Jane Emlyn says female minor hockey players' rights are violated when they're forced to use separate changing rooms.
She's presenting her case to a mediator from the Human Rights Tribunal this morning, facing off against representatives from the B.C. amateur hockey association and the Lumby Minor Hockey Association at the Vernon courthouse.
"There's a lot of girls that play, and I think the majority of them see this as discrimination," Ms. Emlyn said.
According to Al Berg, a member of the B.C. association'- coaching committee, the policy was introduced in January 2001 by Hockey Canada, after a Human Rights Commission mediation session in Ontario. It states players over the age of 11 of different gender are not allowed to change in the same room at the same time. The policy came as a result of increased female participation on integrated teams.
Fourteen-year-old Jewel Emlyn, who plays on the Lumby Stars with two other girls, says being kept out of the changing room before and after games or practice means they miss out on a lot of team camaraderie.
"It's fun in the changing room. You get to talk and socialize with all the kids and talk about the game, and talk about the practices and just discuss hockey. And if you're in a changing room with three people, and there's another team there, it's a little awkward and not fun," she said.
Her mother adds that, while girls are allowed in the room 15 minutes before game time, much of the coaching goes on while players are changing. Female coaches are also banned from the room except during those 15 minutes.

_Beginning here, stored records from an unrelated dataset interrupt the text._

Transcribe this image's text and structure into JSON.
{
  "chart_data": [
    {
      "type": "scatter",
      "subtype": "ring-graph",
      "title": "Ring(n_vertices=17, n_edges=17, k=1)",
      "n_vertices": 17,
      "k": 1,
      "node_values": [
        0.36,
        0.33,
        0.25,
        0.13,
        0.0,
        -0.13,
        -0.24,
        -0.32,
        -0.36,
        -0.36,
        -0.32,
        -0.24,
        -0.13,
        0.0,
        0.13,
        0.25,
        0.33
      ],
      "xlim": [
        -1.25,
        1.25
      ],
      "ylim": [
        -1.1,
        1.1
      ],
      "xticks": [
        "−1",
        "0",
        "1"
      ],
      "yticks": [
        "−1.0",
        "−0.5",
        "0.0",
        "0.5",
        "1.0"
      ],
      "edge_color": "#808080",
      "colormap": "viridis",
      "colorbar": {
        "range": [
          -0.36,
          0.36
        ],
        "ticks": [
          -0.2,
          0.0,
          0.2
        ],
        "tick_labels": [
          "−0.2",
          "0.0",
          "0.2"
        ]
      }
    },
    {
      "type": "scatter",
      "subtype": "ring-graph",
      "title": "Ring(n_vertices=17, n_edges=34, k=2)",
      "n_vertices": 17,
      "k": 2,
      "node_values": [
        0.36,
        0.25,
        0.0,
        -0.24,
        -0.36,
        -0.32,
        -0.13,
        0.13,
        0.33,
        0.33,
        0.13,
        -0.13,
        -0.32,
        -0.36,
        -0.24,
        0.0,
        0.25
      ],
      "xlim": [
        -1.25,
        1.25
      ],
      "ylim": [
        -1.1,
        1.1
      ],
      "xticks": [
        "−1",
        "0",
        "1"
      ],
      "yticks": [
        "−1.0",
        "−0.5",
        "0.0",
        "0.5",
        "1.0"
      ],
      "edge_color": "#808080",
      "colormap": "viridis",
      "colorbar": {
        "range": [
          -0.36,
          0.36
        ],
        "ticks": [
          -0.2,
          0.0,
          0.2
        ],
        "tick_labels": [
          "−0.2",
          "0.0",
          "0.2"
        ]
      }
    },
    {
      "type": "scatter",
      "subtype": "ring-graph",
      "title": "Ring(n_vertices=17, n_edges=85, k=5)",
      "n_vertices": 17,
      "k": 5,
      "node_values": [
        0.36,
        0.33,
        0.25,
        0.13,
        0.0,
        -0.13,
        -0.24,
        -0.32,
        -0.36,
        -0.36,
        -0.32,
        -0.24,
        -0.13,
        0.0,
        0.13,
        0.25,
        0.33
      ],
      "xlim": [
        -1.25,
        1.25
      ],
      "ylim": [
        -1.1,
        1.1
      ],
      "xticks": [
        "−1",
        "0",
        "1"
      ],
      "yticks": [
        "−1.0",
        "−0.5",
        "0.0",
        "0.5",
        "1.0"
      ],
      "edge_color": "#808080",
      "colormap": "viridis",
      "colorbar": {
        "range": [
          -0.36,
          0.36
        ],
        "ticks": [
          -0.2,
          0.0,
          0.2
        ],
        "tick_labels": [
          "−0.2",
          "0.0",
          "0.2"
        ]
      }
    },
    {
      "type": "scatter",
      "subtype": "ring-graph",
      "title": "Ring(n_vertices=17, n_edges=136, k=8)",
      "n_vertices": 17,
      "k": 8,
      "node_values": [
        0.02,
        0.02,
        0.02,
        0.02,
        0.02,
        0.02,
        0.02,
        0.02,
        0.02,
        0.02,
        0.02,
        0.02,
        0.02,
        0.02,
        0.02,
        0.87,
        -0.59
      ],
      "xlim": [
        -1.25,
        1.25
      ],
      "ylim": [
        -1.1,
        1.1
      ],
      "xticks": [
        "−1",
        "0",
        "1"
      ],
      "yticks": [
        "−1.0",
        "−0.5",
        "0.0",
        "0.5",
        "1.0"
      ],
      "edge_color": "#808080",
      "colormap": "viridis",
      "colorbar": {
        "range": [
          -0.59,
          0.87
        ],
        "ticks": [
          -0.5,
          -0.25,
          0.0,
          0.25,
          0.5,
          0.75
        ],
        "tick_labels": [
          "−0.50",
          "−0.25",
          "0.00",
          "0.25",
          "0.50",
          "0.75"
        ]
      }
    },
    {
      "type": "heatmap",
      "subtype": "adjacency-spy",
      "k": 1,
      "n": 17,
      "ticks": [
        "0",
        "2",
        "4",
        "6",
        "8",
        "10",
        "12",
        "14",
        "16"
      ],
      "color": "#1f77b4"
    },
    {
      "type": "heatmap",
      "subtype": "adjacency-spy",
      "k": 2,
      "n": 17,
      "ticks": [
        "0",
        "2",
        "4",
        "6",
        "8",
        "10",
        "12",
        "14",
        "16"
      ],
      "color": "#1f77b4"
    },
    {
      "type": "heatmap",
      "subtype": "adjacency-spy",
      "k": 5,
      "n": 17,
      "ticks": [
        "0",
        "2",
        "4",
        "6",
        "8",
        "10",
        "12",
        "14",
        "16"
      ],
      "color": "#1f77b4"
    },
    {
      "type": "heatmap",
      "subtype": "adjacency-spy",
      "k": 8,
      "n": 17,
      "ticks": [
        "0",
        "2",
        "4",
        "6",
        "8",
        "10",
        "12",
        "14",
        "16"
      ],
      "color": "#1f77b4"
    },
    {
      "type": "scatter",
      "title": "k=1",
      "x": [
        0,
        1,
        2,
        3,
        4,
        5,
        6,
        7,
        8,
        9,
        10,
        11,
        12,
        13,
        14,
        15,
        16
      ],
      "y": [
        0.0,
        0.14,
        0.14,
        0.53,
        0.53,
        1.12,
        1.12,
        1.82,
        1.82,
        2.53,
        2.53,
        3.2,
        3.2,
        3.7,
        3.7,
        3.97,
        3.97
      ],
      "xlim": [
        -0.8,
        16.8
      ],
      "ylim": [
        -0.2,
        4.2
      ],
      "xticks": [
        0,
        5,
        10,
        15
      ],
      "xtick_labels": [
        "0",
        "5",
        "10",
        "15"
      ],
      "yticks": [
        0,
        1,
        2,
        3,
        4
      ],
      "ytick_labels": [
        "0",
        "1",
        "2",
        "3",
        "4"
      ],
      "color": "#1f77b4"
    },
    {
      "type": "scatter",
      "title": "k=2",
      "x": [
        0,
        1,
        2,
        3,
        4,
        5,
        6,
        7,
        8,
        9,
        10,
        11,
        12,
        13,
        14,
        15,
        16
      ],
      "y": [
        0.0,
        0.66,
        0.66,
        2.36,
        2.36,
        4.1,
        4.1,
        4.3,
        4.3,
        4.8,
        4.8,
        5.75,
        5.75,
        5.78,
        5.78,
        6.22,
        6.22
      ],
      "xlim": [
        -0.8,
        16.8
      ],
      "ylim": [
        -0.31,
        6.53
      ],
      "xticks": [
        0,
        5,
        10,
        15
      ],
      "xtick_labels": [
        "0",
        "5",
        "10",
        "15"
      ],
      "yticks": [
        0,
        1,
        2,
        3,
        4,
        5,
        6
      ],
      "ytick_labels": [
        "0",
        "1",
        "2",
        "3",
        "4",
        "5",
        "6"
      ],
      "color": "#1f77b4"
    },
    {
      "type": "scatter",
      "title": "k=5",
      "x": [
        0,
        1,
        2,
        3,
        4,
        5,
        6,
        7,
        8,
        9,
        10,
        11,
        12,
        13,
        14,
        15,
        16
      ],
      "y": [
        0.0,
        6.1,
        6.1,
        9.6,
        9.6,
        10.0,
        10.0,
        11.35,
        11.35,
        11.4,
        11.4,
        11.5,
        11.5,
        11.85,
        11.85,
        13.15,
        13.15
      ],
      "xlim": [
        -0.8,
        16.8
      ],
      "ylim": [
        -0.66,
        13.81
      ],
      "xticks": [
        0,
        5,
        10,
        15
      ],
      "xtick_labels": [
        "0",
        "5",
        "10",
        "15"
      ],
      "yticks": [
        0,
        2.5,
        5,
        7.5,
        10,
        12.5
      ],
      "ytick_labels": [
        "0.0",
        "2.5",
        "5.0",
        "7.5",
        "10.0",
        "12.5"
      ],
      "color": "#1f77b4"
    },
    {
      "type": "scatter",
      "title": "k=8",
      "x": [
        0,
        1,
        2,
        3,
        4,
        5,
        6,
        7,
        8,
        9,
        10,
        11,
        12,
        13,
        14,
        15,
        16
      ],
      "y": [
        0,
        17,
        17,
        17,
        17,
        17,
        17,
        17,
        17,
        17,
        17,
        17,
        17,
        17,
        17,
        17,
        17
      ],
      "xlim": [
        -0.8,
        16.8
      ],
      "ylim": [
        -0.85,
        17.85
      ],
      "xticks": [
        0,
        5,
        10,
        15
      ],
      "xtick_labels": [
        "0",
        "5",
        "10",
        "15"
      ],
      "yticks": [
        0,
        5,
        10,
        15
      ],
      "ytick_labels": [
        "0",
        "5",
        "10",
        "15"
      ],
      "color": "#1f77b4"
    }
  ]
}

Randy Barton, president of Lumby Minor Hockey, says his association has been fairly relaxed about enforcing the policy. But Ms. Emlyn says she's seen girls forced to change in boiler rooms and storage spaces, sometimes with members of the opposing team.
Ms. Emlyn would prefer shared changing rooms, with a dress code requiring all girls to have a minimum of shorts and T-shirt on, and boys to wear at least boxers. The minority gender would have to leave the room before members of the opposite sex shower.
Unlike this blogger, Ms. Emlyn has never been a 14-year old boy. Equally unlike this blogger, she is completely devoid of common sense. Which is why she probably thinks that matters of high moral principle drive the support of her daughter's teammates quest to share a locker room with the boys.
Ms. Emlyn said most of the youngsters on the team say they're fine with mixed changing rooms, but she has received several anonymous e-mails condemning her petition.
No doubt Ms. Emlyn will win her case. If our governing classes think that gender is irrelevant to the fundamental institutions such as marriage, why should it matter for locker rooms?
And her daughter's complaint sounds not unlike that of homosexuals about marriage--I feel excluded, it hurts my pride to feel left out, and nothing matters more soothing my feelings of exclusion.